The area south of Qianmen Gate was once known for its brothels, and in the late 19th century the most popular attractions were not always the fragrant female courtesans imported from China’s south, but young – and sometimes not so young – men often referred to as xiànggong 相公. The term could mean “gentleman,” or an old-fashioned way for a wife to address her husband, but it was also a play on words, a loose homophone for “xiàng gūniáng” 像姑娘, or “as like a woman.” South of Liulichang, near where the Liufangqiao Metro Stop is today, was Hanjiatan, now known as Hanjia Hutong. Along with Shaanxi Hutong, Hanjiatan was famous for its proximity to the best theaters, the finest opera stages, and, of course, the most refined and comely actors.

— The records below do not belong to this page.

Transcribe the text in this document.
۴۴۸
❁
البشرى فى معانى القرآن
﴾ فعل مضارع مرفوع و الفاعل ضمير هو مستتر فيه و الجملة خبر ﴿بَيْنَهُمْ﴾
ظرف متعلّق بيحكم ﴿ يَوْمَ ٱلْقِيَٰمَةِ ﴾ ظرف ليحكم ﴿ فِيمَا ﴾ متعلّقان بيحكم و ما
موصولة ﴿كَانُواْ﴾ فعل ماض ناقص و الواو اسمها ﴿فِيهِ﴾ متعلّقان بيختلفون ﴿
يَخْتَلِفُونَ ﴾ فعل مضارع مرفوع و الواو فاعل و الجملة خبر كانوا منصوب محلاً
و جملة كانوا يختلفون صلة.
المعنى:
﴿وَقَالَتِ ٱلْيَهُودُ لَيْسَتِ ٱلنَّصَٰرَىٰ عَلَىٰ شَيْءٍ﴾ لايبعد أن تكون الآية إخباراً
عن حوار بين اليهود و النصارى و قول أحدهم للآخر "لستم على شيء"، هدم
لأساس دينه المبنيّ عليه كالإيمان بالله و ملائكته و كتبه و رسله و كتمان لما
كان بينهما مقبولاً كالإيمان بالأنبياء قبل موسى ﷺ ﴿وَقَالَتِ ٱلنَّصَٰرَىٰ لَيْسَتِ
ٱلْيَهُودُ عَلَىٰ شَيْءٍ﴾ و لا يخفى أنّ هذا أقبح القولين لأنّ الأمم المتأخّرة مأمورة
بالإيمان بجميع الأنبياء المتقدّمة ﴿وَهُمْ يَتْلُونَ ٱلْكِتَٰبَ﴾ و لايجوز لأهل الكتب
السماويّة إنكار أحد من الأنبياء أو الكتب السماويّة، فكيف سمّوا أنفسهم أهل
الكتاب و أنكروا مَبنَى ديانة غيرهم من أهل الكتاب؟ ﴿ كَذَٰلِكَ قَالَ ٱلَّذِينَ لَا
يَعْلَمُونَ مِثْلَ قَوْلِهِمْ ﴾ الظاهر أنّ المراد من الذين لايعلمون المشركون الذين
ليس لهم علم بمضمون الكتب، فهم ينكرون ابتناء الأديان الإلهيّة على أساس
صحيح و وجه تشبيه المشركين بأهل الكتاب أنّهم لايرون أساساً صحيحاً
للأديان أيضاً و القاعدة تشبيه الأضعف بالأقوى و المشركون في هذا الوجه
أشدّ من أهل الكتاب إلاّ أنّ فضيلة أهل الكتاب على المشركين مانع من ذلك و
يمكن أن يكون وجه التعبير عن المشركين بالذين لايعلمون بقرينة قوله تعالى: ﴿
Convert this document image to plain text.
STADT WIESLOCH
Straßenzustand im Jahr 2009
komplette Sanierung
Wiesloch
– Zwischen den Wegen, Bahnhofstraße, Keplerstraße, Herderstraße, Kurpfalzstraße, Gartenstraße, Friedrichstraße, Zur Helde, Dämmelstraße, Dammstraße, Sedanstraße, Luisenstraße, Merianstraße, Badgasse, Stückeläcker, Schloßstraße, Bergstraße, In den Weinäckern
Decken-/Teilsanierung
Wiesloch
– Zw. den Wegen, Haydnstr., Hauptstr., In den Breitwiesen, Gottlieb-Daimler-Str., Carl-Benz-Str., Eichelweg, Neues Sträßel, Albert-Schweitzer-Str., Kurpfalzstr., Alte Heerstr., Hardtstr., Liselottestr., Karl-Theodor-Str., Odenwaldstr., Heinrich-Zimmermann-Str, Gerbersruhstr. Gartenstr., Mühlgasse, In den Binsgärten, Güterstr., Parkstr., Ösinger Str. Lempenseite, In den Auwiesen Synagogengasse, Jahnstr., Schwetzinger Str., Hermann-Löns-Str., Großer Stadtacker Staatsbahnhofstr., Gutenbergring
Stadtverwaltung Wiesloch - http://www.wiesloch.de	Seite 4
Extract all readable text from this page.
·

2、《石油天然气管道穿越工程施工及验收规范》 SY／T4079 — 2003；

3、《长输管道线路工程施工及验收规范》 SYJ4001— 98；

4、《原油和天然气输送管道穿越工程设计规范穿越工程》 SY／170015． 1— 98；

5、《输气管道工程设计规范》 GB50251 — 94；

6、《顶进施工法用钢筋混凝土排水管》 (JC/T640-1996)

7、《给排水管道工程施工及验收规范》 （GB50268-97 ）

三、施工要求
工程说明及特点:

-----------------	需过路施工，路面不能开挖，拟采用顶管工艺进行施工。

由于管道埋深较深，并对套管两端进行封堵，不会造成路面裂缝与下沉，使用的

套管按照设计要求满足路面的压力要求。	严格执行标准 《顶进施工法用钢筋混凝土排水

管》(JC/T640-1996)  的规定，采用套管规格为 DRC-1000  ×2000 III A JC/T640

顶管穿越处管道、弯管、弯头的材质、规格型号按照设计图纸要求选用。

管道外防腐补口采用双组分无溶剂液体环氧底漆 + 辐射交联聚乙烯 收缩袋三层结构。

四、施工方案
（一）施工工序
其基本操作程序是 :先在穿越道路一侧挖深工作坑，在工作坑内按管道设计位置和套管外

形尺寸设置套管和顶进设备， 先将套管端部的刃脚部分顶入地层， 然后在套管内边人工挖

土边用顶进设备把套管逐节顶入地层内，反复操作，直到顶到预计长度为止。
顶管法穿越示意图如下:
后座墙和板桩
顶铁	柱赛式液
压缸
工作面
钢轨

For men of refinement, the theater was a venue of culture but also an erotic space. Patrons in particular focused their obsessions on the actors – almost always male – who played the dàn 旦, or lead female role in the performance. The dan became objects of desire and connoisseurship. Actors were encouraged to smile coquettishly at theatergoers and to mingle with more elite members of the audience who sat in curtained boxes or at tables.
The charged atmosphere of the theater was captured in this popular song from the early 19th century, translated by the historian Wu Cuncun:
“There is no place as thrilling as the upstairs stalls,
Those fellows look like they have money to spend.
A single smile from behind the curtain,
They won’t begrudge the thousand spent on the best table.”